# MRV without subscription



## Phillip Chapman (Sep 9, 2003)

I have a subscribed hacked Phillips 7000. I'm considering adding another DirecTivo in another room.

Is it possible to use the second unit if hacked for MRV from the first unit without a subscription? Would it require a connection from DirecTV? Obviously this would only be used for downloading shows from the first unit and possibly MP3/photo viewing from the network.


----------



## David Platt (Dec 13, 2001)

With MRV on stock SA TiVos, both units have to have a subscription. With two hacked DirecTiVos, though, what you want to do will work just fine.


----------



## Phillip Chapman (Sep 9, 2003)

Thanks for the confirmation David. Much appreciated.


----------



## GusMan (Nov 16, 2004)

Along the same lines, would the same thing work if I had a hacked, subbed, DTivo and a hacked, unsubbed SA S2? 

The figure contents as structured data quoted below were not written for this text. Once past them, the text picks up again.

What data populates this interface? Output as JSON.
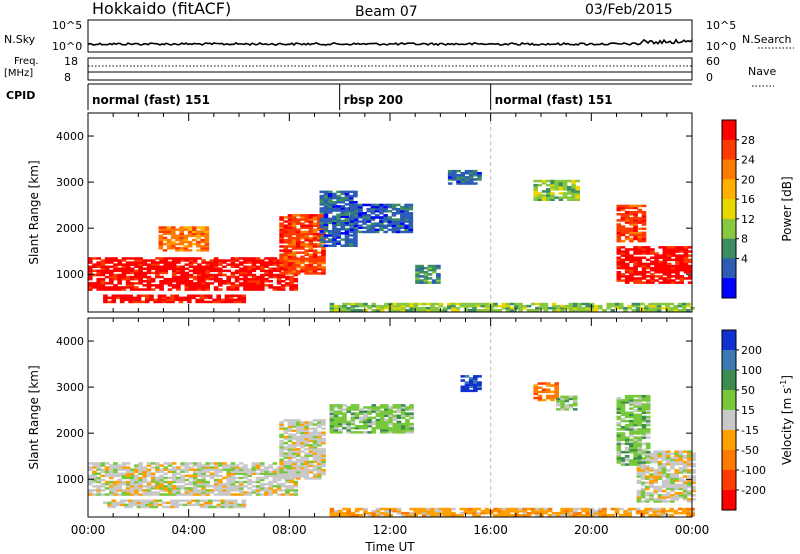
{
  "header": {
    "station": "Hokkaido (fitACF)",
    "beam": "Beam 07",
    "date": "03/Feb/2015"
  },
  "top_panels": {
    "nsky_label": "N.Sky",
    "nsky_ticks": [
      "10^5",
      "10^0"
    ],
    "nsearch_label": "N.Search",
    "nsearch_ticks": [
      "10^5",
      "10^0"
    ],
    "freq_label": "Freq.",
    "freq_unit": "[MHz]",
    "freq_ticks": [
      "18",
      "8"
    ],
    "nave_label": "Nave",
    "nave_ticks": [
      "60",
      "0"
    ],
    "cpid_label": "CPID",
    "cpid_segments": [
      {
        "label": "normal (fast) 151",
        "start_h": 0,
        "end_h": 10
      },
      {
        "label": "rbsp 200",
        "start_h": 10,
        "end_h": 16
      },
      {
        "label": "normal (fast) 151",
        "start_h": 16,
        "end_h": 24
      }
    ]
  },
  "chart_data": [
    {
      "type": "heatmap",
      "quantity": "Power",
      "ylabel": "Slant Range [km]",
      "xlim_hours": [
        0,
        24
      ],
      "ylim": [
        180,
        4500
      ],
      "yticks": [
        "1000",
        "2000",
        "3000",
        "4000"
      ],
      "colorbar": {
        "label": "Power [dB]",
        "ticks": [
          "28",
          "24",
          "20",
          "16",
          "12",
          "8",
          "4"
        ],
        "colors": [
          "#ff0000",
          "#ff3a00",
          "#ff7a00",
          "#ffb000",
          "#e8d800",
          "#88c840",
          "#3c8c64",
          "#2c5cb4",
          "#0000ff"
        ]
      },
      "regions": [
        {
          "t0": 0.0,
          "t1": 8.3,
          "r0": 650,
          "r1": 1350,
          "level": 0
        },
        {
          "t0": 0.6,
          "t1": 6.2,
          "r0": 380,
          "r1": 560,
          "level": 0
        },
        {
          "t0": 2.8,
          "t1": 4.8,
          "r0": 1500,
          "r1": 2000,
          "level": 2
        },
        {
          "t0": 7.6,
          "t1": 9.4,
          "r0": 1000,
          "r1": 2300,
          "level": 1
        },
        {
          "t0": 9.2,
          "t1": 10.6,
          "r0": 1600,
          "r1": 2800,
          "level": 7
        },
        {
          "t0": 10.4,
          "t1": 12.8,
          "r0": 1900,
          "r1": 2500,
          "level": 7
        },
        {
          "t0": 13.0,
          "t1": 13.9,
          "r0": 800,
          "r1": 1200,
          "level": 6
        },
        {
          "t0": 14.3,
          "t1": 15.5,
          "r0": 2950,
          "r1": 3250,
          "level": 7
        },
        {
          "t0": 17.7,
          "t1": 19.4,
          "r0": 2600,
          "r1": 3050,
          "level": 5
        },
        {
          "t0": 21.0,
          "t1": 24.0,
          "r0": 800,
          "r1": 1600,
          "level": 0
        },
        {
          "t0": 21.0,
          "t1": 22.1,
          "r0": 1700,
          "r1": 2500,
          "level": 1
        },
        {
          "t0": 9.6,
          "t1": 24.0,
          "r0": 200,
          "r1": 380,
          "level": 5
        }
      ]
    },
    {
      "type": "heatmap",
      "quantity": "Velocity",
      "ylabel": "Slant Range [km]",
      "xlabel": "Time UT",
      "xlim_hours": [
        0,
        24
      ],
      "ylim": [
        180,
        4500
      ],
      "xticks": [
        "00:00",
        "04:00",
        "08:00",
        "12:00",
        "16:00",
        "20:00",
        "00:00"
      ],
      "yticks": [
        "1000",
        "2000",
        "3000",
        "4000"
      ],
      "colorbar": {
        "label": "Velocity [m s^-1]",
        "ticks": [
          "200",
          "100",
          "50",
          "15",
          "-15",
          "-50",
          "-100",
          "-200"
        ],
        "colors": [
          "#1030d0",
          "#3c78b4",
          "#3c8c50",
          "#78c83c",
          "#c8c8c8",
          "#ffa000",
          "#ff7800",
          "#ff3c00",
          "#ff0000"
        ]
      },
      "regions": [
        {
          "t0": 0.0,
          "t1": 8.3,
          "r0": 650,
          "r1": 1350,
          "level": 4
        },
        {
          "t0": 0.6,
          "t1": 6.2,
          "r0": 380,
          "r1": 560,
          "level": 4
        },
        {
          "t0": 7.6,
          "t1": 9.4,
          "r0": 1000,
          "r1": 2300,
          "level": 4
        },
        {
          "t0": 9.6,
          "t1": 12.8,
          "r0": 2000,
          "r1": 2600,
          "level": 3
        },
        {
          "t0": 14.8,
          "t1": 15.5,
          "r0": 2900,
          "r1": 3250,
          "level": 0
        },
        {
          "t0": 17.7,
          "t1": 18.6,
          "r0": 2700,
          "r1": 3100,
          "level": 6
        },
        {
          "t0": 18.6,
          "t1": 19.4,
          "r0": 2500,
          "r1": 2800,
          "level": 3
        },
        {
          "t0": 21.8,
          "t1": 24.0,
          "r0": 500,
          "r1": 1600,
          "level": 4
        },
        {
          "t0": 21.0,
          "t1": 22.2,
          "r0": 1300,
          "r1": 2800,
          "level": 3
        },
        {
          "t0": 9.6,
          "t1": 24.0,
          "r0": 200,
          "r1": 380,
          "level": 5
        }
      ]
    }
  ]
}
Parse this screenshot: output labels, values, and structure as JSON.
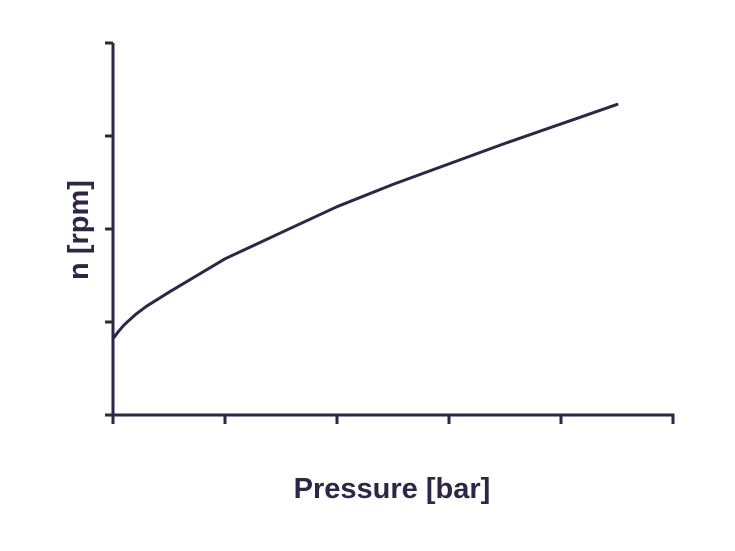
{
  "colors": {
    "ink": "#2f2546",
    "background": "#ffffff"
  },
  "chart_data": {
    "type": "line",
    "title": "",
    "xlabel": "Pressure [bar]",
    "ylabel": "n [rpm]",
    "xlim": [
      0,
      5
    ],
    "ylim": [
      0,
      4
    ],
    "x_ticks": [
      0,
      1,
      2,
      3,
      4,
      5
    ],
    "y_ticks": [
      0,
      1,
      2,
      3,
      4
    ],
    "tick_labels_shown": false,
    "grid": false,
    "legend": "none",
    "series": [
      {
        "x": [
          0,
          0.05,
          0.1,
          0.2,
          0.3,
          0.5,
          0.75,
          1.0,
          1.5,
          2.0,
          2.5,
          3.0,
          3.5,
          4.0,
          4.5
        ],
        "y": [
          0.82,
          0.9,
          0.97,
          1.08,
          1.17,
          1.32,
          1.5,
          1.68,
          1.96,
          2.24,
          2.48,
          2.7,
          2.92,
          3.13,
          3.34
        ]
      }
    ]
  }
}
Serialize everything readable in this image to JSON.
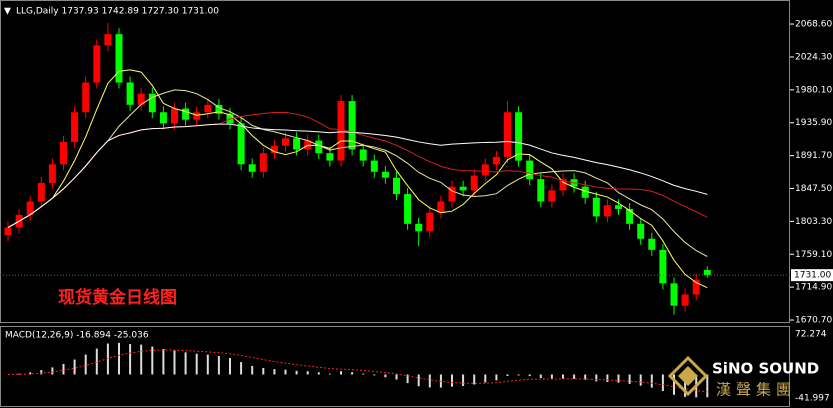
{
  "chart_data": {
    "type": "candlestick",
    "title": "LLG,Daily  1737.93 1742.89 1727.30 1731.00",
    "annotation": "现货黄金日线图",
    "logo_en": "SiNO SOUND",
    "logo_cn": "漢聲集團",
    "open": [
      1785,
      1795,
      1812,
      1830,
      1855,
      1880,
      1910,
      1950,
      1990,
      2040,
      2055,
      1990,
      1960,
      1975,
      1950,
      1935,
      1955,
      1940,
      1950,
      1960,
      1948,
      1935,
      1880,
      1870,
      1895,
      1905,
      1915,
      1900,
      1912,
      1895,
      1885,
      1965,
      1900,
      1885,
      1870,
      1862,
      1840,
      1800,
      1790,
      1815,
      1830,
      1850,
      1845,
      1865,
      1880,
      1890,
      1950,
      1885,
      1860,
      1830,
      1845,
      1860,
      1850,
      1835,
      1810,
      1825,
      1820,
      1800,
      1780,
      1765,
      1720,
      1690,
      1705,
      1737.93
    ],
    "high": [
      1803,
      1820,
      1838,
      1863,
      1888,
      1918,
      1958,
      1998,
      2048,
      2070,
      2063,
      1998,
      1983,
      1983,
      1958,
      1963,
      1963,
      1958,
      1968,
      1968,
      1956,
      1943,
      1888,
      1903,
      1913,
      1923,
      1923,
      1920,
      1920,
      1903,
      1973,
      1973,
      1908,
      1893,
      1878,
      1870,
      1848,
      1808,
      1823,
      1838,
      1858,
      1858,
      1873,
      1888,
      1898,
      1965,
      1958,
      1893,
      1868,
      1853,
      1868,
      1868,
      1858,
      1843,
      1833,
      1833,
      1828,
      1808,
      1788,
      1773,
      1728,
      1713,
      1733,
      1742.89
    ],
    "low": [
      1777,
      1787,
      1804,
      1822,
      1847,
      1872,
      1902,
      1942,
      1982,
      2032,
      1982,
      1952,
      1952,
      1942,
      1927,
      1927,
      1932,
      1932,
      1942,
      1940,
      1927,
      1872,
      1862,
      1862,
      1887,
      1897,
      1892,
      1892,
      1887,
      1877,
      1877,
      1892,
      1877,
      1862,
      1854,
      1832,
      1792,
      1770,
      1782,
      1807,
      1822,
      1837,
      1837,
      1857,
      1872,
      1882,
      1877,
      1852,
      1822,
      1822,
      1837,
      1842,
      1827,
      1802,
      1802,
      1812,
      1792,
      1772,
      1757,
      1712,
      1678,
      1682,
      1697,
      1727.3
    ],
    "close": [
      1795,
      1812,
      1830,
      1855,
      1880,
      1910,
      1950,
      1990,
      2040,
      2055,
      1990,
      1960,
      1975,
      1950,
      1935,
      1955,
      1940,
      1950,
      1960,
      1948,
      1935,
      1880,
      1870,
      1895,
      1905,
      1915,
      1900,
      1912,
      1895,
      1885,
      1965,
      1900,
      1885,
      1870,
      1862,
      1840,
      1800,
      1790,
      1815,
      1830,
      1850,
      1845,
      1865,
      1880,
      1890,
      1950,
      1885,
      1860,
      1830,
      1845,
      1860,
      1850,
      1835,
      1810,
      1825,
      1820,
      1800,
      1780,
      1765,
      1720,
      1690,
      1705,
      1725,
      1731.0
    ],
    "up_color": "#ff0000",
    "down_color": "#00ff00",
    "ylim": [
      1666.7,
      2100.9
    ],
    "yticks": [
      {
        "value": 2068.6,
        "label": "2068.60"
      },
      {
        "value": 2024.3,
        "label": "2024.30"
      },
      {
        "value": 1980.1,
        "label": "1980.10"
      },
      {
        "value": 1935.9,
        "label": "1935.90"
      },
      {
        "value": 1891.7,
        "label": "1891.70"
      },
      {
        "value": 1847.5,
        "label": "1847.50"
      },
      {
        "value": 1803.3,
        "label": "1803.30"
      },
      {
        "value": 1759.1,
        "label": "1759.10"
      },
      {
        "value": 1714.9,
        "label": "1714.90"
      },
      {
        "value": 1670.7,
        "label": "1670.70"
      }
    ],
    "last_price": {
      "value": 1731,
      "label": "1731.00"
    },
    "macd_label": "MACD(12,26,9) -16.894 -25.036",
    "y2lim": [
      -41.997,
      72.274
    ],
    "y2ticks": [
      72.274,
      -41.997
    ]
  }
}
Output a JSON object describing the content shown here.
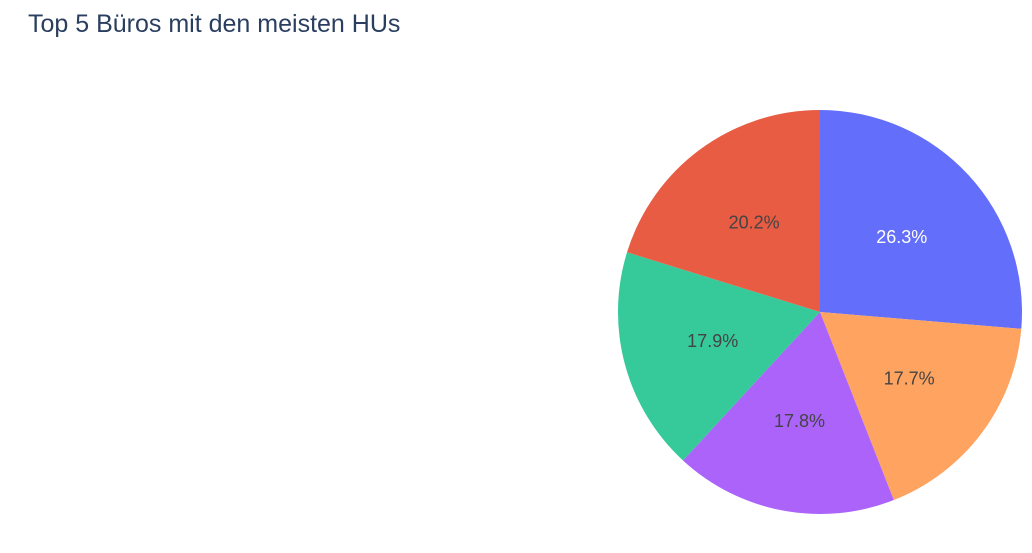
{
  "chart_data": {
    "type": "pie",
    "title": "Top 5 Büros mit den meisten HUs",
    "slices": [
      {
        "label": "26.3%",
        "value": 26.3,
        "color": "#636efa",
        "text_color": "#ffffff"
      },
      {
        "label": "17.7%",
        "value": 17.7,
        "color": "#fea360",
        "text_color": "#444444"
      },
      {
        "label": "17.8%",
        "value": 17.8,
        "color": "#ab63fa",
        "text_color": "#444444"
      },
      {
        "label": "17.9%",
        "value": 17.9,
        "color": "#36c99a",
        "text_color": "#444444"
      },
      {
        "label": "20.2%",
        "value": 20.2,
        "color": "#e85c43",
        "text_color": "#444444"
      }
    ],
    "start": "12 o'clock",
    "direction": "clockwise",
    "legend": "none"
  }
}
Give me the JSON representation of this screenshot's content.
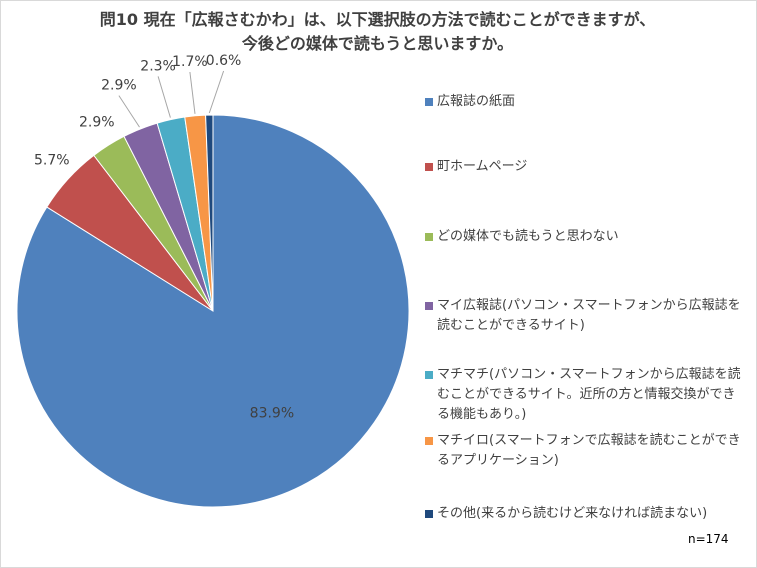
{
  "title": {
    "line1": "問10 現在「広報さむかわ」は、以下選択肢の方法で読むことができますが、",
    "line2": "今後どの媒体で読もうと思いますか。"
  },
  "sample_size": "n=174",
  "chart_data": {
    "type": "pie",
    "start_angle_deg": 0,
    "direction": "clockwise",
    "slices": [
      {
        "label": "広報誌の紙面",
        "value": 83.9,
        "display": "83.9%",
        "color": "#4f81bd"
      },
      {
        "label": "町ホームページ",
        "value": 5.7,
        "display": "5.7%",
        "color": "#c0504d"
      },
      {
        "label": "どの媒体でも読もうと思わない",
        "value": 2.9,
        "display": "2.9%",
        "color": "#9bbb59"
      },
      {
        "label": "マイ広報誌(パソコン・スマートフォンから広報誌を読むことができるサイト)",
        "value": 2.9,
        "display": "2.9%",
        "color": "#8064a2"
      },
      {
        "label": "マチマチ(パソコン・スマートフォンから広報誌を読むことができるサイト。近所の方と情報交換ができる機能もあり。)",
        "value": 2.3,
        "display": "2.3%",
        "color": "#4bacc6"
      },
      {
        "label": "マチイロ(スマートフォンで広報誌を読むことができるアプリケーション)",
        "value": 1.7,
        "display": "1.7%",
        "color": "#f79646"
      },
      {
        "label": "その他(来るから読むけど来なければ読まない)",
        "value": 0.6,
        "display": "0.6%",
        "color": "#1f497d"
      }
    ]
  }
}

I have the SA S2 unhacked right now, but if this could be done, this would be great use of older hardware.


----------



## classicsat (Feb 18, 2004)

The Series 2 needs subbed, since MRV is a paid feature on it.


----------



## MarkF2 (Jan 5, 2006)

OK - I have a hacked (Zippered) DTivo (now unsubbed since I cancelled my Sat service) and a hacked (Sappered) SA DT Tivo that is subscribed. I can't seem to get these 2 to share files for MRV. Is this even possible and if so what am I missing?


----------